Configuration, Creating and Deploying an Index

Using Vertex AI Matching Engine requires several steps before matching:

  1. Network Configuration (one time)

  2. Create Endpoint (one time)

  3. Create Index

  4. Deploy Index

Constants

# Google project, project number and region to host Vertex AI
export PROJECT_ID="dsp-cell-annotation-service"
export PROJECT_NUMBER=`gcloud projects describe $PROJECT_ID | grep projectNumber | cut -d"'" -f2`
export REGION="us-central1"

# Bucket containing CSV/AVRO of vectors to be searched
export BUCKET_URI="gs://dsp-cell-annotation-service/demo_4m_v2/new_embeddings_for_loading/"
export DIMENSIONS=512
export APPROX_NEIGHBORS_COUNT=100

# Constants, not necessary to change
export VPC_NETWORK="ai-matching"
export PEERING_RANGE_NAME="ann-haystack-range"
export INDEX_ENDPOINT_NAME="casp_index_endpoint"
export INDEX_NAME="casp_index_v1"

Network Configuration

Note

You can skip this if network configuration has already been done. It should be done once per project.

Create the VPC Network

gcloud compute networks create ${VPC_NETWORK} --bgp-routing-mode=regional --subnet-mode=auto --project=${PROJECT_ID}

Add necessary firewall rules

gcloud compute firewall-rules create ${VPC_NETWORK}-allow-icmp --network ${VPC_NETWORK} --priority 65534 --project ${PROJECT_ID} --allow icmp

gcloud compute firewall-rules create ${VPC_NETWORK}-allow-internal --network ${VPC_NETWORK} --priority 65534 --project ${PROJECT_ID} --allow all --source-ranges 10.128.0.0/9

gcloud compute firewall-rules create ${VPC_NETWORK}-allow-rdp --network ${VPC_NETWORK} --priority 65534 --project ${PROJECT_ID} --allow tcp:3389

gcloud compute firewall-rules create ${VPC_NETWORK}-allow-ssh --network ${VPC_NETWORK} --priority 65534 --project ${PROJECT_ID} --allow tcp:22

Reserve IP range

gcloud compute addresses create ${PEERING_RANGE_NAME} --global --prefix-length=16 --network=${VPC_NETWORK} --purpose=VPC_PEERING --project=${PROJECT_ID}

Set up peering with service networking

Note

Your account must have the “Compute Network Admin” role to run the following.

gcloud services vpc-peerings connect --service=servicenetworking.googleapis.com --network=${VPC_NETWORK} --ranges=${PEERING_RANGE_NAME} --project=${PROJECT_ID}

Managing Indexes

Create Index Endpoint (to serve the index)

This step takes several minutes to complete.

Note

You can skip this if the endpoint has already been created.
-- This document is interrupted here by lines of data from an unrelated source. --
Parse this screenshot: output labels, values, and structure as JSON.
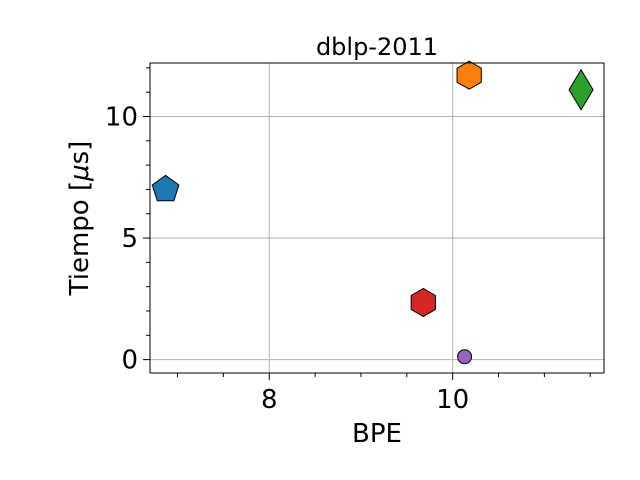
{
  "chart_data": {
    "type": "scatter",
    "title": "dblp-2011",
    "xlabel": "BPE",
    "ylabel_prefix": "Tiempo [",
    "ylabel_mu": "μ",
    "ylabel_suffix": "s]",
    "xlim": [
      6.7,
      11.65
    ],
    "ylim": [
      -0.55,
      12.2
    ],
    "xticks": [
      8,
      10
    ],
    "xtick_labels": [
      "8",
      "10"
    ],
    "xminor": [
      7.0,
      7.5,
      8.5,
      9.0,
      9.5,
      10.5,
      11.0,
      11.5
    ],
    "yticks": [
      0,
      5,
      10
    ],
    "ytick_labels": [
      "0",
      "5",
      "10"
    ],
    "yminor": [
      1,
      2,
      3,
      4,
      6,
      7,
      8,
      9,
      11,
      12
    ],
    "grid": true,
    "legend": "none",
    "points": [
      {
        "x": 6.87,
        "y": 7.0,
        "marker": "pentagon",
        "color": "#1f77b4"
      },
      {
        "x": 10.18,
        "y": 11.7,
        "marker": "hexagon",
        "color": "#ff7f0e"
      },
      {
        "x": 11.4,
        "y": 11.1,
        "marker": "diamond",
        "color": "#2ca02c"
      },
      {
        "x": 9.68,
        "y": 2.35,
        "marker": "hexagon",
        "color": "#d62728"
      },
      {
        "x": 10.13,
        "y": 0.12,
        "marker": "circle",
        "color": "#9467bd"
      }
    ]
  }
}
New indexes can be deployed to existing endpoints.

gcloud ai index-endpoints create --display-name ${INDEX_ENDPOINT_NAME} --network projects/${PROJECT_NUMBER}/global/networks/${VPC_NETWORK} --region ${REGION} --project $PROJECT_ID

Create Index

Creating the actual index takes a long time! (~30 minutes even for a small dataset).

# save configuration to a local file
export LOCAL_PATH_TO_METADATA_FILE=/tmp/metadata.json
cat << EOF > ${LOCAL_PATH_TO_METADATA_FILE}
{
  "contentsDeltaUri": "${BUCKET_URI}",
  "config": {
    "dimensions": ${DIMENSIONS},
    "approximateNeighborsCount": ${APPROX_NEIGHBORS_COUNT},
    "distanceMeasureType": "DOT_PRODUCT_DISTANCE",
    "algorithm_config": {
      "treeAhConfig": {
      }
    }
  }
}
EOF

gcloud ai indexes create \
  --metadata-file=${LOCAL_PATH_TO_METADATA_FILE} \
  --display-name=${INDEX_NAME} \
  --project=${PROJECT_ID} \
  --region=${REGION}

This is an async operation; you will have to poll for success (the command is given by the create command above).

For example:

gcloud ai operations describe 2843220864793575424 --index=7139735929568100352 --region us-central1 --project=dsp-cell-annotation-service

Deploy Index

Deploy the index to the endpoint so it can be searched. Several non-intuitive IDs are required to run this step.

# This is an identifier and a display name YOU give for this deployed index (can be the same)
export DEPLOYED_INDEX_ID="deployed_4m_${INDEX_NAME}"
export DISPLAY_NAME=$DEPLOYED_INDEX_ID

# Then we need the endpoint id with a little JQ magic
export ENDPOINT_ID=$(gcloud ai index-endpoints list --region $REGION --project $PROJECT_ID --format json | jq -r ".[] | select (.displayName == \"$INDEX_ENDPOINT_NAME\") | .name ")

# and the id of the index to be deployed
export INDEX_ID=$(gcloud ai indexes list --region $REGION --project $PROJECT_ID --format json | jq -r ".[] | select (.displayName == \"$INDEX_NAME\") | .name ")

gcloud ai index-endpoints deploy-index $ENDPOINT_ID \
  --deployed-index-id=$DEPLOYED_INDEX_ID \
  --display-name=$DISPLAY_NAME \
  --index=$INDEX_ID \
  --min-replica-count 2 \
  --max-replica-count 2

This is an async operation; you will have to poll for success (the command is given by the create command above).

For example:

gcloud ai operations describe 1574402038526115840 --index-endpoint=82032363525111808 --project $PROJECT_ID --region $REGION

Evaluating Performance

Aspects to consider:

  1. Throughput (overall matches per second)

  2. Latency (response time per request)

  3. Scalability (with respect to index size)

  4. Accuracy

  5. Cost

TBD

Cleaning Up (excluding the network setup)

If you want to remove everything, just go in the opposite order from the above.

# Undeploy Index from Endpoint
gcloud ai index-endpoints undeploy-index ${ENDPOINT_ID} --project ${PROJECT_ID} --region ${REGION} --deployed-index-id=${DEPLOYED_INDEX_ID}

# Delete Endpoint
gcloud ai index-endpoints delete ${ENDPOINT_ID} --project ${PROJECT_ID} --region ${REGION}

# Delete Index
gcloud ai indexes delete ${INDEX_ID} --project ${PROJECT_ID} --region ${REGION}